A ausência dos donos de terras terá ramificações mais duradouras não apenas para o Swat, mas também para a província mais populosa do Paquistão, Punjab, onde as propriedades são extensas, e os militantes estão conquistando mais poder, disse Vali Nasr, conselheiro sênior de Holbrooke, o enviado dos Estados Unidos.
"Se os grandes proprietários de terras são mantidos afastados pelo Talibã, o resultado será a redistribuição das propriedades", disse Nasr. "Isso irá criar uma comunidade de apoio para o Talibã que vê benefícios na ausência dos proprietários de terra".
Em duas grandes reuniões com os donos de terras, as autoridades militares e civis do Paquistão solicitaram que eles retornassem à frente dos refugiados. Ninguém concordou em fazê-lo, segundo vários donos de terra e um oficial do exército.
"Sacrificamos tanta coisa. O que o governo e o exército fez por nós?", perguntou Sher Shah Khan, proprietário de terra da área de Kuz Bandai.
Ele agora está morando com 50 membros da família numa casa alugada a 96 km do Swat. Quatro familiares e oito serventes foram mortos tentando fugir do ataque talibã, disse ele.
Numa das reuniões, Khan afirmou ter pedido que comandantes do exército oferecessem armas para que os proprietários de terras pudessem se proteger sozinhos, como faziam no passado.

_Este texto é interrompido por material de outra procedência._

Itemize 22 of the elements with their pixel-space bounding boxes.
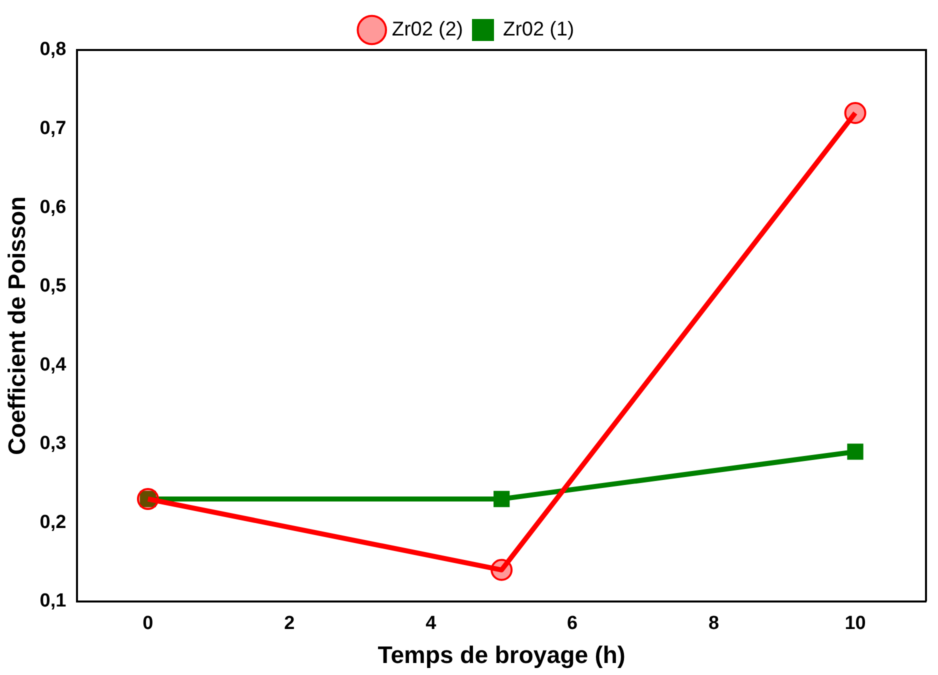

Os militares recusaram o pedido, disse ele, afirmando que combateriam o Talibã. Mesmo assim, soldados paquistaneses não protegeram suas terras, disse ele. Vinte de suas casas foram explodidas pelo Talibã depois que o exército ordenou a saída dele e de sua família das terras num prazo de duas horas, no último mês de setembro, disse ele.
Uma carta enviada no mês passado ao general Ashfaq Parvez Kayani, chefe do exército paquistanês, pedindo indenização não foi respondida, disse ele. Nesse meio tempo, um de seus inquilinos telefonou perguntando se poderia plantar na propriedade de Khan. Ele negou, mas não tinha ideia do que estava acontecendo lá, disse Khan.

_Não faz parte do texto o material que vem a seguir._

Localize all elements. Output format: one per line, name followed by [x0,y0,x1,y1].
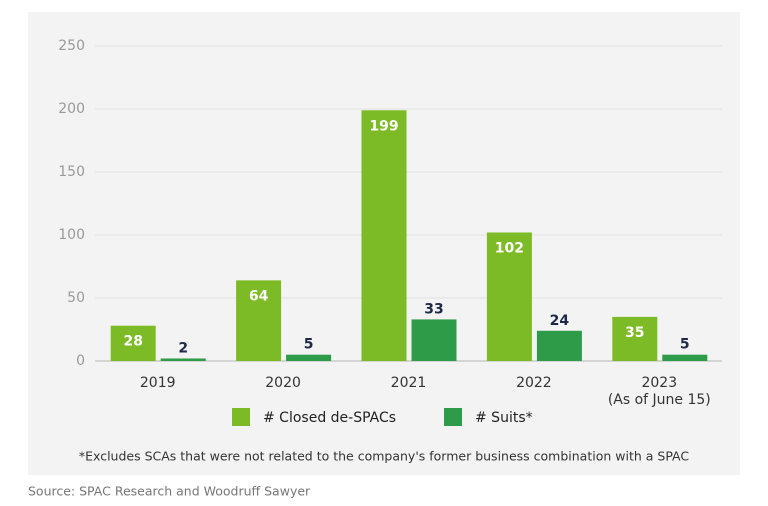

Outros proprietários disseram ter ficado igualmente frustrados. O prefeito de Swat, Jamal Nasir, fugiu depois que seu pai, Shujaat Ali Khan, conhecido como o maior proprietário do Swat, evitou por pouco ser morto pelo Talibã. Nasir, também grande proprietário de terras, agora fica em sua casa em Islamabad.
Os principais membros do Talibã ainda estariam no Swat, ou talvez na vizinha Dir, disse Nasir. "Essas pessoas devem ser presas", disse. "Se não forem presas, vão voltar".
Outro proprietário, Sher Mohammad, disse ainda ter ressentimentos pelo fato de que o exército se recusou a ajudar quando ele, seu irmão e seu sobrinho combateram e expulsaram o Talibã durante 13 horas no ano passado, apesar de que soldados estavam posicionados a menos de 2 km. Mohammad foi baleado na virilha e perdeu um dedo na luta.
Numa das reuniões com os militares em Peshawar, Mohammad, importante político do Partido Popular Paquistanês, afirmou ter dito aos militares que não estava impressionado com o desempenho deles.
"Eles dizem que vão nos proteger. Mas não confiamos neles", disse Mohammad.